Daniel finished with the buttons, and thrust his hands back in his pockets.
“I should like to give you something as well,” Isaac remarked. His gaze had tracked the bauble all the way to Daniel’s pocket and now flicked up to settle on Daniel’s eyes.
“And what might that be, Isaac?”
“Not so much give it you, as draw it to your notice,” Isaac corrected himself. “That stuff of Hooke’s. Found at Bedlam. Reposited here. For me it was neither the most…nor the least…convenient place to look at it. Since the death…of Roger…I have come here more often. For I could not attend to my work…when he was hovering…you know…and asking all manner of questions. I have made a study of that document. The one that figured in the Stake-out…of last summer. You know the one I mean. Hooke’s account of a patient…who died after a lithotomy…and was resurrected…there is no other word for it…by a certain receipt. A remarkable document.”
“You forged a fake version of it as bait for de Gex,” Daniel said, “but—”
“But I have returned to it. In recent weeks. As my health was failing. And I took many notes. And interpreted what was cryptic. And set down clearly what Hooke—who was no Alchemist—did not understand. I know you think it is all rubbish. But if you would look after it…and see that it finds its way into the right…hands…it would be a comfort to me.”
“Of course. Where is it?”
“Roger’s library. Table before the window. Top drawer on the right.”
“I’ll fetch it now,” Daniel said, “and take it to your house straightaway.”
“That is good,” Isaac said. “Take it to my laboratory. Put it with the rest.”
“The rest of what?” Daniel asked. But he could see plainly he’d not be getting an answer. Isaac drew in his limbs, curled up on his side, and began to shiver like a dog fresh out of the water that cannot fight the urge to shake. Daniel called for Catherine, and together they sorted out the bedclothes and drew them over Isaac’s body.
“He has asked me to tend to some things,” Daniel announced to justify leaving. “I shall send word to the Council that Isaac is unwell, and cannot attend the Trial of the Pyx, day after tomorrow.”

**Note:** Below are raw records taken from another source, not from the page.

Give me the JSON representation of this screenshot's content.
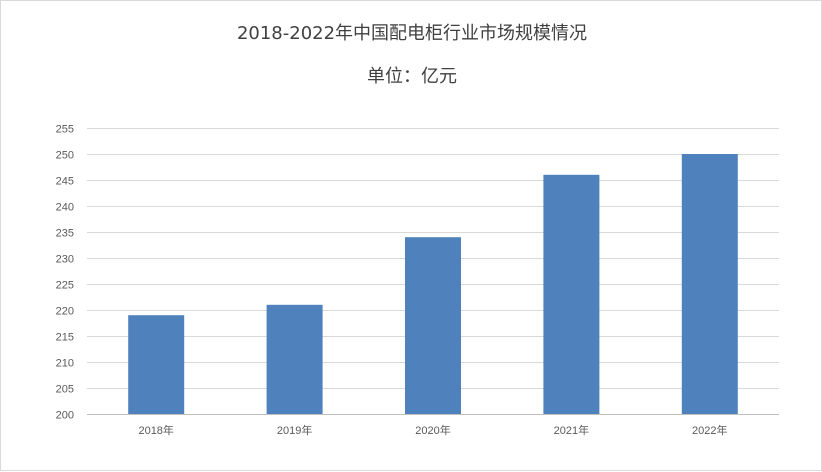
{
  "chart_data": {
    "type": "bar",
    "title": "2018-2022年中国配电柜行业市场规模情况",
    "subtitle": "单位：亿元",
    "categories": [
      "2018年",
      "2019年",
      "2020年",
      "2021年",
      "2022年"
    ],
    "series": [
      {
        "values": [
          219,
          221,
          234,
          246,
          250
        ]
      }
    ],
    "ylim": [
      200,
      255
    ],
    "ytick_step": 5,
    "yticks": [
      "200",
      "205",
      "210",
      "215",
      "220",
      "225",
      "230",
      "235",
      "240",
      "245",
      "250",
      "255"
    ],
    "grid": true,
    "legend": "none",
    "bar_color": "#4f81bd"
  }
}
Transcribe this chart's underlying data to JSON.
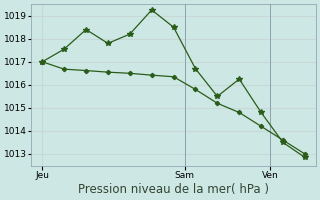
{
  "line1_x": [
    0,
    1,
    2,
    3,
    4,
    5,
    6,
    7,
    8,
    9,
    10,
    11,
    12
  ],
  "line1_y": [
    1017.0,
    1017.55,
    1018.4,
    1017.8,
    1018.2,
    1019.25,
    1018.5,
    1016.7,
    1015.5,
    1016.25,
    1014.8,
    1013.5,
    1012.85
  ],
  "line2_x": [
    0,
    1,
    2,
    3,
    4,
    5,
    6,
    7,
    8,
    9,
    10,
    11,
    12
  ],
  "line2_y": [
    1017.0,
    1016.68,
    1016.62,
    1016.55,
    1016.5,
    1016.42,
    1016.35,
    1015.8,
    1015.2,
    1014.8,
    1014.2,
    1013.6,
    1013.0
  ],
  "line_color": "#2a5c1a",
  "background_color": "#cde8e4",
  "grid_color": "#c8d8d4",
  "ylim": [
    1012.5,
    1019.5
  ],
  "yticks": [
    1013,
    1014,
    1015,
    1016,
    1017,
    1018,
    1019
  ],
  "xlabel": "Pression niveau de la mer( hPa )",
  "xtick_positions": [
    0,
    6.5,
    10.4
  ],
  "xtick_labels": [
    "Jeu",
    "Sam",
    "Ven"
  ],
  "vline_x": [
    6.5,
    10.4
  ],
  "xlim": [
    -0.5,
    12.5
  ],
  "tick_fontsize": 6.5,
  "xlabel_fontsize": 8.5
}
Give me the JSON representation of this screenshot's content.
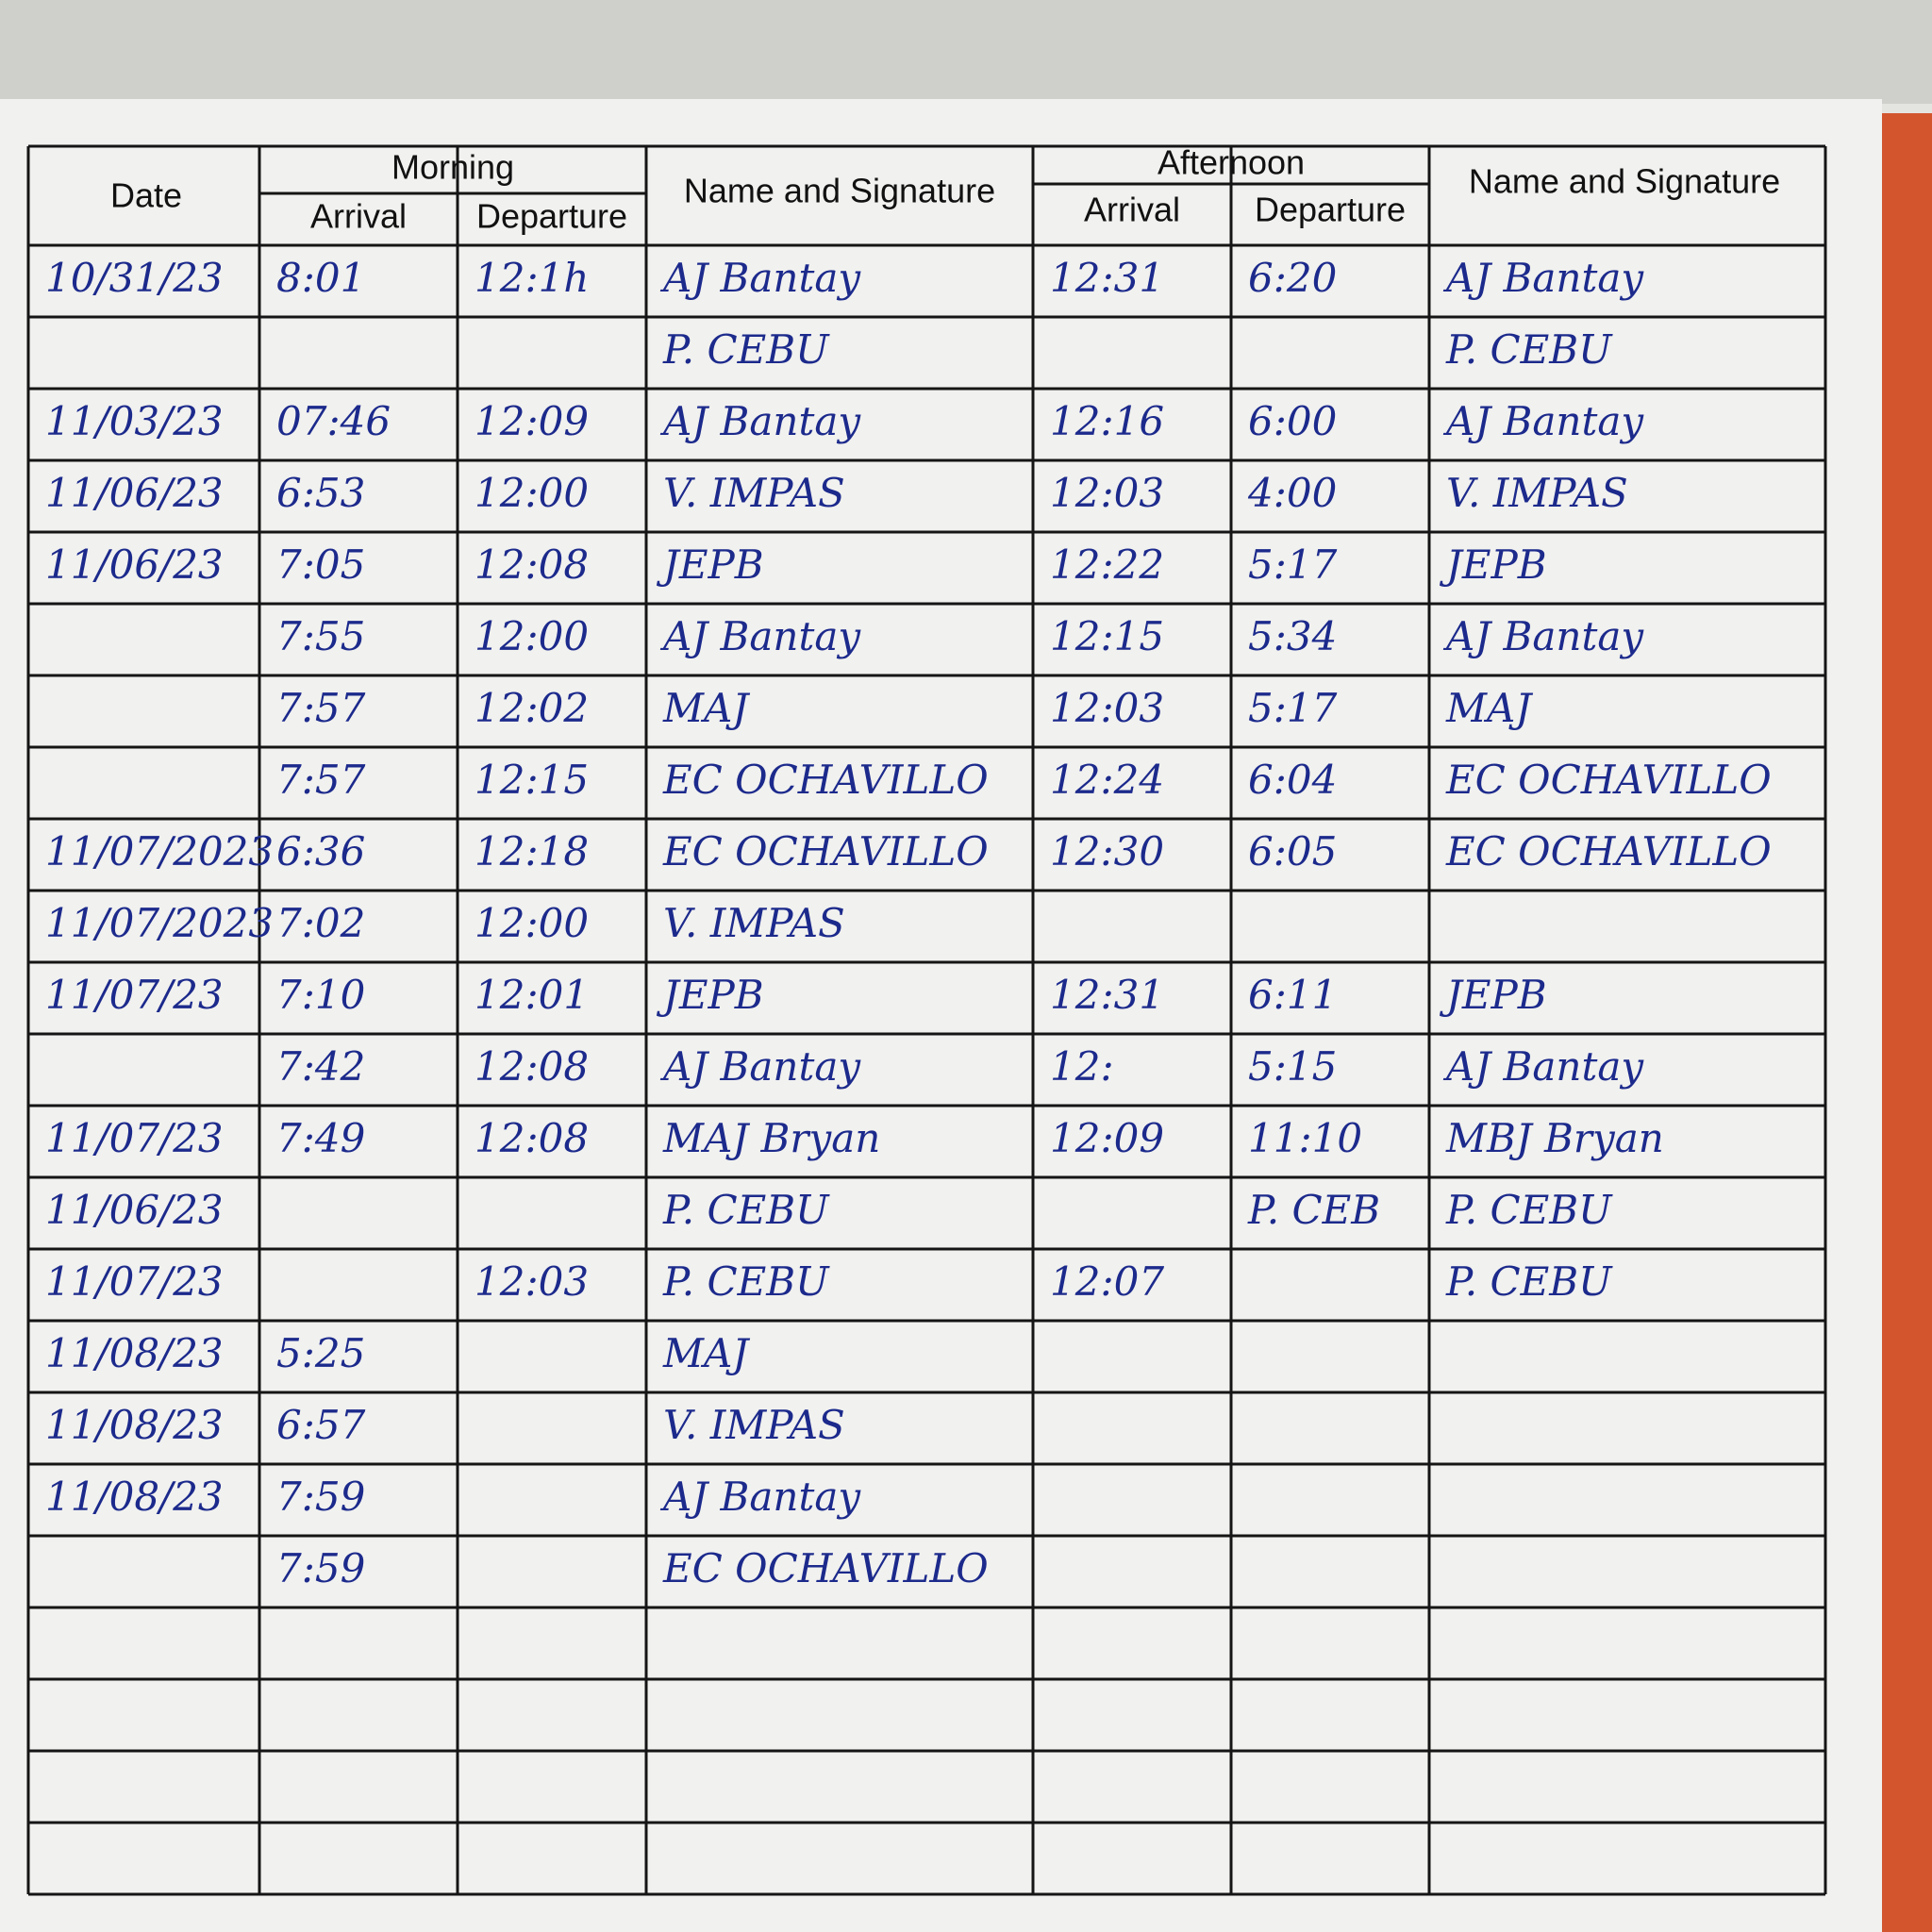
{
  "header": {
    "date": "Date",
    "morning": "Morning",
    "afternoon": "Afternoon",
    "am_arrival": "Arrival",
    "am_departure": "Departure",
    "am_name": "Name and Signature",
    "pm_arrival": "Arrival",
    "pm_departure": "Departure",
    "pm_name": "Name and Signature"
  },
  "table": {
    "rows": [
      [
        "10/31/23",
        "8:01",
        "12:1h",
        "AJ Bantay",
        "12:31",
        "6:20",
        "AJ Bantay"
      ],
      [
        null,
        null,
        null,
        "P. CEBU",
        null,
        null,
        "P. CEBU"
      ],
      [
        "11/03/23",
        "07:46",
        "12:09",
        "AJ Bantay",
        "12:16",
        "6:00",
        "AJ Bantay"
      ],
      [
        "11/06/23",
        "6:53",
        "12:00",
        "V. IMPAS",
        "12:03",
        "4:00",
        "V. IMPAS"
      ],
      [
        "11/06/23",
        "7:05",
        "12:08",
        "JEPB",
        "12:22",
        "5:17",
        "JEPB"
      ],
      [
        null,
        "7:55",
        "12:00",
        "AJ Bantay",
        "12:15",
        "5:34",
        "AJ Bantay"
      ],
      [
        null,
        "7:57",
        "12:02",
        "MAJ",
        "12:03",
        "5:17",
        "MAJ"
      ],
      [
        null,
        "7:57",
        "12:15",
        "EC OCHAVILLO",
        "12:24",
        "6:04",
        "EC OCHAVILLO"
      ],
      [
        "11/07/2023",
        "6:36",
        "12:18",
        "EC OCHAVILLO",
        "12:30",
        "6:05",
        "EC OCHAVILLO"
      ],
      [
        "11/07/2023",
        "7:02",
        "12:00",
        "V. IMPAS",
        null,
        null,
        null
      ],
      [
        "11/07/23",
        "7:10",
        "12:01",
        "JEPB",
        "12:31",
        "6:11",
        "JEPB"
      ],
      [
        null,
        "7:42",
        "12:08",
        "AJ Bantay",
        "12:",
        "5:15",
        "AJ Bantay"
      ],
      [
        "11/07/23",
        "7:49",
        "12:08",
        "MAJ Bryan",
        "12:09",
        "11:10",
        "MBJ Bryan"
      ],
      [
        "11/06/23",
        null,
        null,
        "P. CEBU",
        null,
        "P. CEB",
        "P. CEBU"
      ],
      [
        "11/07/23",
        null,
        "12:03",
        "P. CEBU",
        "12:07",
        null,
        "P. CEBU"
      ],
      [
        "11/08/23",
        "5:25",
        null,
        "MAJ",
        null,
        null,
        null
      ],
      [
        "11/08/23",
        "6:57",
        null,
        "V. IMPAS",
        null,
        null,
        null
      ],
      [
        "11/08/23",
        "7:59",
        null,
        "AJ Bantay",
        null,
        null,
        null
      ],
      [
        null,
        "7:59",
        null,
        "EC OCHAVILLO",
        null,
        null,
        null
      ]
    ]
  }
}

“No! You must do no such thing!” Miss Barton said, and laid a hand on Daniel’s wrist. For she knew well enough that her words would penetrate a man’s brain as effectively as a musket-ball, if she touched him while she spoke.
“Miss Barton,” Daniel said, “look at the poor man! He can’t possibly—”
“Uncle Isaac told me that he must be present at the Trial of the Pyx no matter what. Even if he’s dead.”
“Pardon me, but did you really mean that?”
“ ‘Even if I am dead,’ he told me, ‘you stuff my corpse in a sedan chair and carry me to Star Chamber on Friday morning.’ And that, Doctor Waterhouse, is just what I mean to do.”
“Well, God willing, he’ll still be alive,” Daniel said, and gently disengaged himself from Miss Barton’s smooth grasp, and headed for Roger’s library.